Bu yazı yazılırken Barca ikinci golünü henüz atmıştı.Üç dört dakikalık bir pas trafiğinin ardından Mess'nin ara pasında Villa kalecinin bacak arasından Barça'nın ikinci golünü kaydetmişti. Muhtemelen maçın ilerleyen dakikalarında fark daha da açılacak.
Barça-Malaga maçı bu gün seyrettiğim dördüncü maç. Sunderland-Newcastle ve Fb- Samsun maçlarını da yarım yamalak izleme fırsatı buldum. Bu iki maçı da sayarsak toplam altı eder. Önem sıraları açısından farklılık gösterse de hepsi kendi içinde ayrı bir öneme sahip maçlardı. Sunderland-Newcastle ve Liverpool-Everton maçları birer derbi idi. ManU-Tottenham maçı ise iki takımın ligde ki konumları açısından ayrı bir önem taşıyordu. Dün akşam Man. City'nin kazanmasından sonra MANU'nun mutlaka kazanması gereken bir maçtı. Tottenham da yarışın içinde kalmak istiyordu. Madrid Almeria karşısında galip gelip liderlik hesapları yapma peşindeydi. Bu maçlar arasında en önemsiz maç Fb-Samsun maçıydı ve önemsiz olduğunu her dakikasında seyircilere hissettirdi. Eskiden süper lig araları çok uzun gelirdi ve bitmek bilmezdi benim için. Ancak bu akşam ki maçları seyrederken belki de lig arasının daha uzun olmasının daha doğru olacağı hissine kapıldım. Çünkü bütün maçlar beni fazlasıyla futbola doyurdu. Mücadele,tempo,gol,hırs,heyecan.
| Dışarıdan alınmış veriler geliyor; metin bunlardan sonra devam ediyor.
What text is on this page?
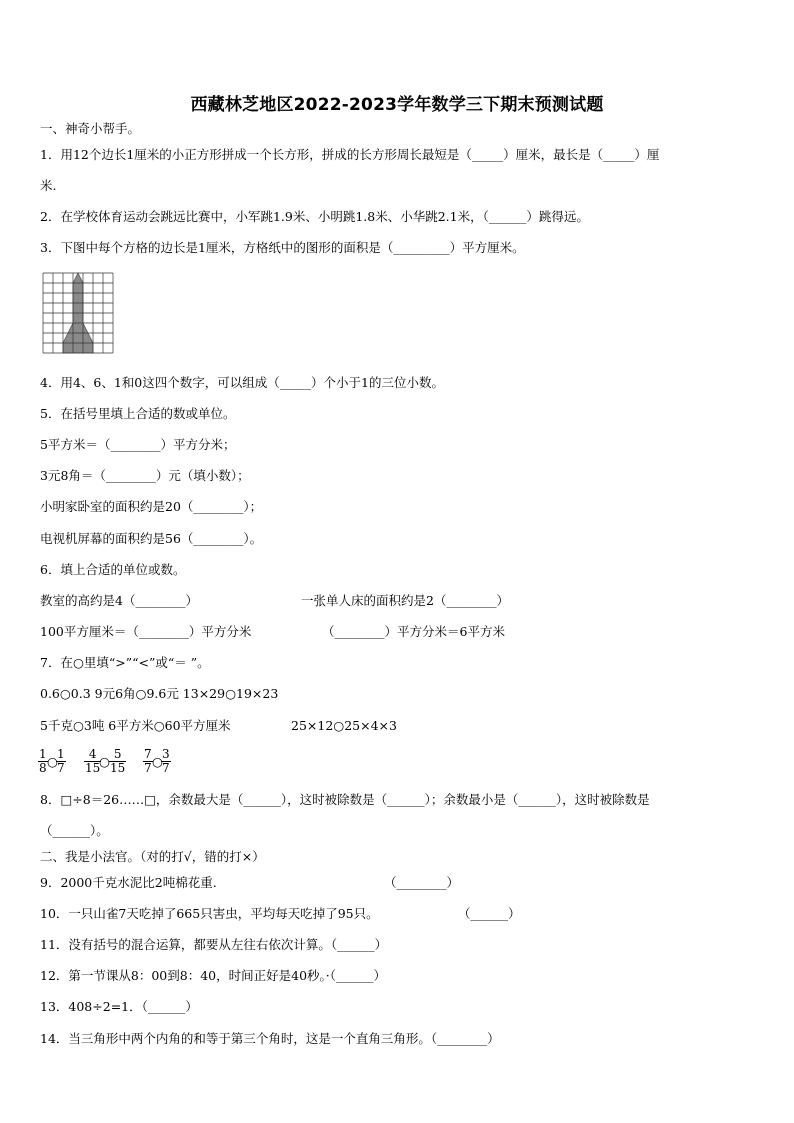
西藏林芝地区2022-2023学年数学三下期末预测试题
一、神奇小帮手。
1．用12个边长1厘米的小正方形拼成一个长方形，拼成的长方形周长最短是（_____）厘米，最长是（_____）厘
米.
2．在学校体育运动会跳远比赛中，小军跳1.9米、小明跳1.8米、小华跳2.1米，（______）跳得远。
3．下图中每个方格的边长是1厘米，方格纸中的图形的面积是（_________）平方厘米。
4．用4、6、1和0这四个数字，可以组成（_____）个小于1的三位小数。
5．在括号里填上合适的数或单位。
5平方米＝（________）平方分米；
3元8角＝（________）元（填小数）；
小明家卧室的面积约是20（________）；
电视机屏幕的面积约是56（________）。
6．填上合适的单位或数。
教室的高约是4（________）	一张单人床的面积约是2（________）
100平方厘米＝（________）平方分米	（________）平方分米＝6平方米
7．在○里填“>”“<”或“＝ ”。
0.6○0.3 9元6角○9.6元 13×29○19×23
5千克○3吨 6平方米○60平方厘米	25×12○25×4×3
$\frac{1}{8}$ ○
$\frac{1}{7} \frac{4}{15}$
○ $\frac{5}{15} \frac{7}{7}$ ○
$\frac{3}{7}$
8．□÷8＝26……□，余数最大是（______），这时被除数是（______）；余数最小是（______），这时被除数是
（______）。
二、我是小法官。（对的打√，错的打×）
9．2000千克水泥比2吨棉花重.	（________）
10．一只山雀7天吃掉了665只害虫，平均每天吃掉了95只。	（______）
11．没有括号的混合运算，都要从左往右依次计算。（______）
12．第一节课从8：00到8：40，时间正好是40秒。·（______）
13．408÷2=1．（______）
14．当三角形中两个内角的和等于第三个角时，这是一个直角三角形。（________）
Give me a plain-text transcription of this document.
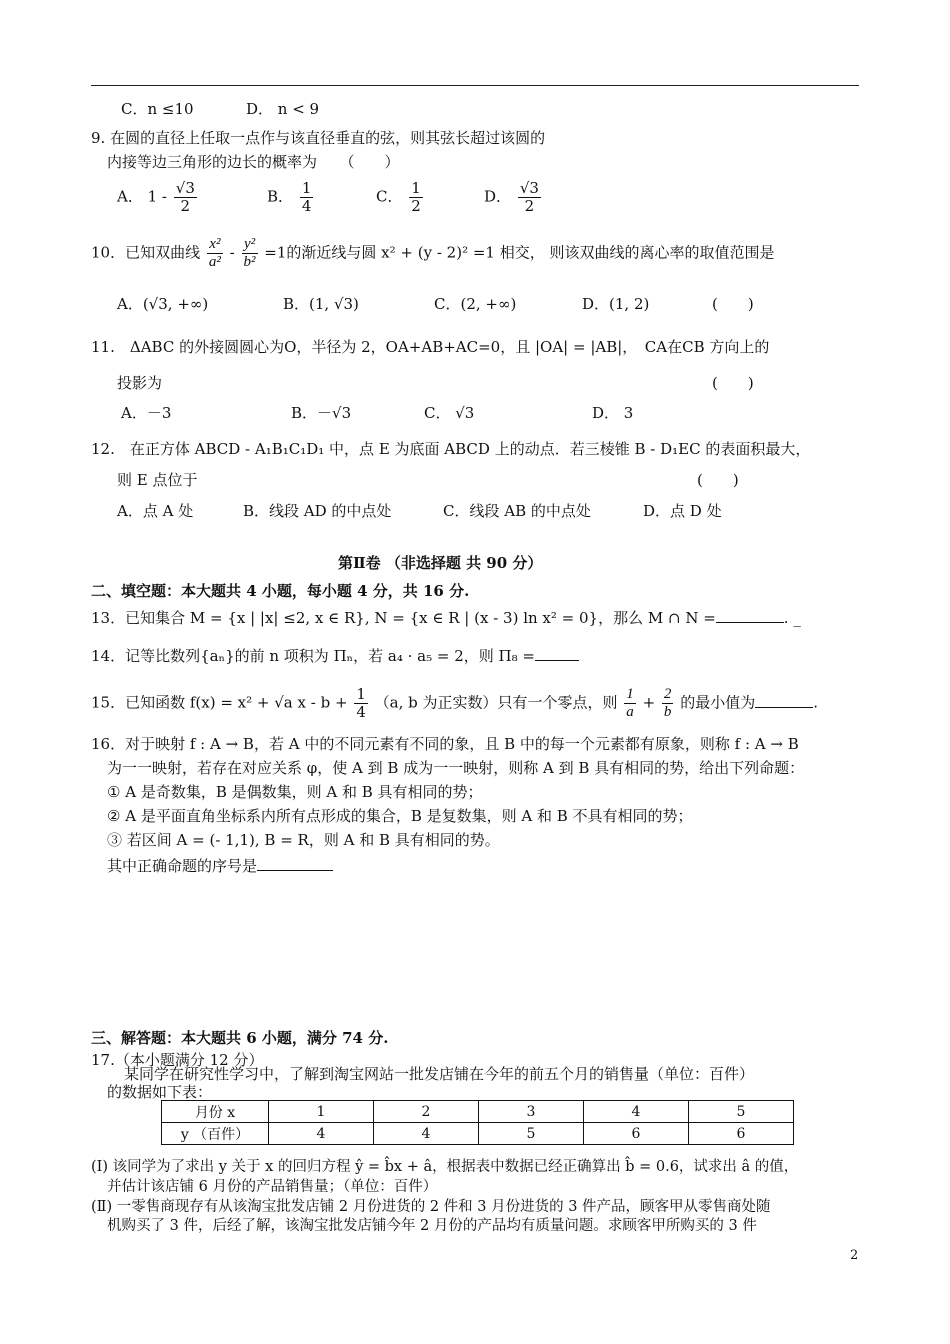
C．n ≤10	D． n < 9
9. 在圆的直径上任取一点作与该直径垂直的弦，则其弦长超过该圆的
内接等边三角形的边长的概率为　　（　　）
A． $1 - \frac{√3}{2}$	B． $\frac{1}{4}$	C． $\frac{1}{2}$	D． $\frac{√3}{2}$
10．已知双曲线 $\frac{\text{x²}}{\text{a²}} - \frac{\text{y²}}{\text{b²}} =1$的渐近线与圆 x² + (y - 2)² =1 相交， 则该双曲线的离心率的取值范围是
A．(√3, +∞)	B．(1, √3)	C．(2, +∞)	D．(1, 2)	(　　)
11.　ΔABC 的外接圆圆心为O，半径为 2，OA+AB+AC=0，且 |OA| = |AB|，　CA在CB 方向上的
投影为	(　　)
A．－3	B．－√3	C． √3	D． 3
12.　在正方体 ABCD - A₁B₁C₁D₁ 中，点 E 为底面 ABCD 上的动点．若三棱锥 B - D₁EC 的表面积最大，
则 E 点位于	(　　)
A．点 A 处	B．线段 AD 的中点处	C．线段 AB 的中点处	D．点 D 处
第Ⅱ卷 （非选择题 共 90 分）
二、填空题：本大题共 4 小题，每小题 4 分，共 16 分.
13．已知集合 M = {x | |x| ≤2, x ∈ R}, N = {x ∈ R | (x - 3) ln x² = 0}，那么 M ∩ N =	. _
14．记等比数列{aₙ}的前 n 项积为 Πₙ，若 a₄ · a₅ = 2，则 Π₈ =
15．已知函数 f(x) = x² + √a $x - b + \frac{1}{4} (a$, b 为正实数）只有一个零点，则 $\frac{1}{a} + \frac{2}{b}$ 的最小值为	.
16．对于映射 f : A → B，若 A 中的不同元素有不同的象，且 B 中的每一个元素都有原象，则称 f : A → B
为一一映射，若存在对应关系 φ，使 A 到 B 成为一一映射，则称 A 到 B 具有相同的势，给出下列命题：
① A 是奇数集，B 是偶数集，则 A 和 B 具有相同的势；
② A 是平面直角坐标系内所有点形成的集合，B 是复数集，则 A 和 B 不具有相同的势；
③ 若区间 A = (- 1,1), B = R，则 A 和 B 具有相同的势。
其中正确命题的序号是
三、解答题：本大题共 6 小题，满分 74 分.
17.（本小题满分 12 分）
某同学在研究性学习中，了解到淘宝网站一批发店铺在今年的前五个月的销售量（单位：百件）
的数据如下表：
月份 x	1	2	3	4	5
y （百件）	4	4	5	6	6
(Ⅰ) 该同学为了求出 y 关于 x 的回归方程 ŷ = b̂x + â，根据表中数据已经正确算出 b̂ = 0.6，试求出 â 的值，
并估计该店铺 6 月份的产品销售量；（单位：百件）
(Ⅱ) 一零售商现存有从该淘宝批发店铺 2 月份进货的 2 件和 3 月份进货的 3 件产品，顾客甲从零售商处随
机购买了 3 件，后经了解，该淘宝批发店铺今年 2 月份的产品均有质量问题。求顾客甲所购买的 3 件
2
Kısacası her şey vardı. Dolayısı ile bizde Karadeniz'in yeniden dalgalanmasında,Anadolu'nun devriminde,üç büyüklerin küçük oyunlarında olmayan ne varsa bu akşamki maçların hepsinde vardı.Ya bizi kandırıyorlar ya da biz hep kendimizi kandırıyoruz. Şahsım adına bundan sonra lig arasının daha uzun olmasını temenni ediyorum. Hatta mümkünse takım sayısı 18 den 16 ya düşürülsün,ilk yarı kasım sonu bitip şubat başı başlasın. Böylelikle bizi futbola doyuran maçlara daha fazla vakit ayırabilir ve gözlerimize fazla haksızlık etmemiş oluruz.